Cuando yo me pele

Una pequeña veleta se mueve lentamente al son de un cálido viento del este, despejando la niebla que estaba como sucesión de un oscuro día nublado. La alegría vuelve a poblar las calles, todos parecen haber salido de sus casas, a disfrutar del sol, a caminar, a correr, a volar cometas… Las chimeneas ya no emiten humo y los charcos han desaparecido, hasta la mar lucía más tranquila tras la tormenta.


Hoy es un día de los que me hacen sentir vivo, de los que me llenan de energía, de la positiva. Podría ir irradiando felicidad, como un perro moviendo la colita, por el paseo marítimo. La salida del sol y la llegada de la calma me había influido agradablemente. La playa se encontraba tan despejada y serena, el ambiente era tan alegre y cordial como el de una fiesta improvisada aquí mismo. Es de esos días en los que no existen palabras para definirlos, salvo una inventada para el caso.
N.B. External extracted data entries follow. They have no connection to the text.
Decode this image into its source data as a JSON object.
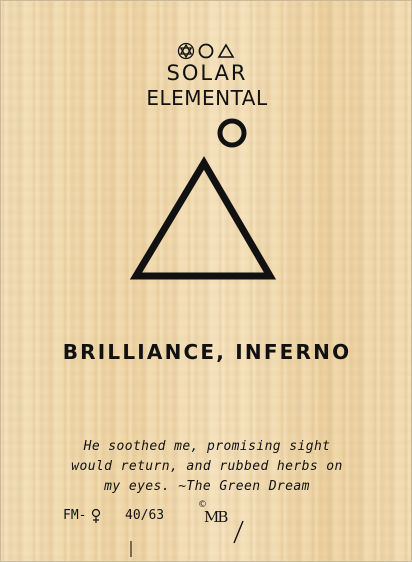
{
  "card": {
    "symbols": [
      "hexagram-in-circle-icon",
      "circle-icon",
      "triangle-icon"
    ],
    "title_line1": "SOLAR",
    "title_line2": "ELEMENTAL",
    "main_glyph": "sun-over-triangle-icon",
    "effect": "BRILLIANCE, INFERNO",
    "flavor_lines": [
      "He soothed me, promising sight",
      "would return, and rubbed herbs on",
      "my eyes. ~The Green Dream"
    ],
    "set_code": "FM-",
    "set_code_icon": "venus-icon",
    "number": "40/63",
    "copyright_symbol": "©",
    "artist": "MB",
    "ink_color": "#111111",
    "paper_color": "#f1dbb0"
  }
}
Nadie osaba, por el momento, de desafiar a la mar, adentrándose en sus dominios. Todos venían a la playa sólo a contemplarla, a olvidarse de sus problemas, de sus preocupaciones, desconectar de su contaminado día a día. Quizás sean cosas mías, pero tras el chaparrón todo el paisaje se ve mucho más claro, más luminoso, como si hubiera suciedad que se la lluvia ha limpiado. Las flores habían empezado a salir a ritmo de un sol que subía y subía por el horizonte, embelleciendo la tierra que habitan.

Voy contemplando cómo crecen las plantas, intentando ganar en el terreno las obras del hombre, que en contadas ocasiones cedían y colaboran con la naturaleza, haciendo poesía arquitectónica. Voy caminando hacia la parte más desierta y virgen de esta playa. En este lugar, donde nadie parece haber pisado su inmaculada arena, respiro y siento esa paz que llena mis pulmones, y oigo la armonía de las olas ir y venir tranquilamente sin más prisa que la que marca sus aguas.

Me aparto un poco el pelo que el viento del este había puesto sobre mi cara, mientras contemplo la tranquilidad que me infunde la mar infinita, sintiendo en su olor la omnipresente sal. Me siento sobre un pequeño montículo de arena, tranquilo, dejando la mente en blanco, respirando hondo, hasta llegar a un punto de tal concentración que toda la playa de mi alrededor prácticamente desaparecía, fundiéndose en un universo de colores que iban cambiando de unos a otros. Parecía estar volando a ras de la mar, con peces saltando a mi vera, salpicándome pequeñas gotas de sus aguas en el rostro.

Aquí es cuando yo me siento libre, aunque no tengo como otros días ese poder de creación que de mi emana, creando mundos completamente paralelos. Me siento como aquel que espera a alguien que viene en autobús y tan sólo ve pasar vehículos como pasa el tiempo sin que esa persona baje de ninguno de ellos. Y cuando pienso que ya todo está perdido, que hoy no voy a poder sacar nada de calidad, me acuerdo del camino de luz que la luna hace en la mar cuando el sol se ha puesto. 

Siento una conexión mística con el universo y todo lo que me rodea, hasta con un pequeño cangrejo que sale de una caracola. Como un nuevo amanecer, el sol dentro de mi vuelve a brillar, encendiendo mi mente, abriéndola a todo ese infinito que siento tan intrínseco. Mi mente deja de estar completamente en blanco a estar repleta de ideas, ilusiones y maravillas que no pertenecen a este mundo, pero sí al mío.


Es entonces cuando, de aquel pequeño montículo de arena sobre el que estoy sentado, sale una bella historia que a través de mi bolígrafo desgastado y mordido por la parte de arriba, tan mío como lo es la historia que está en el cielo de la cabeza de este hippie, se hace material sobre el papel.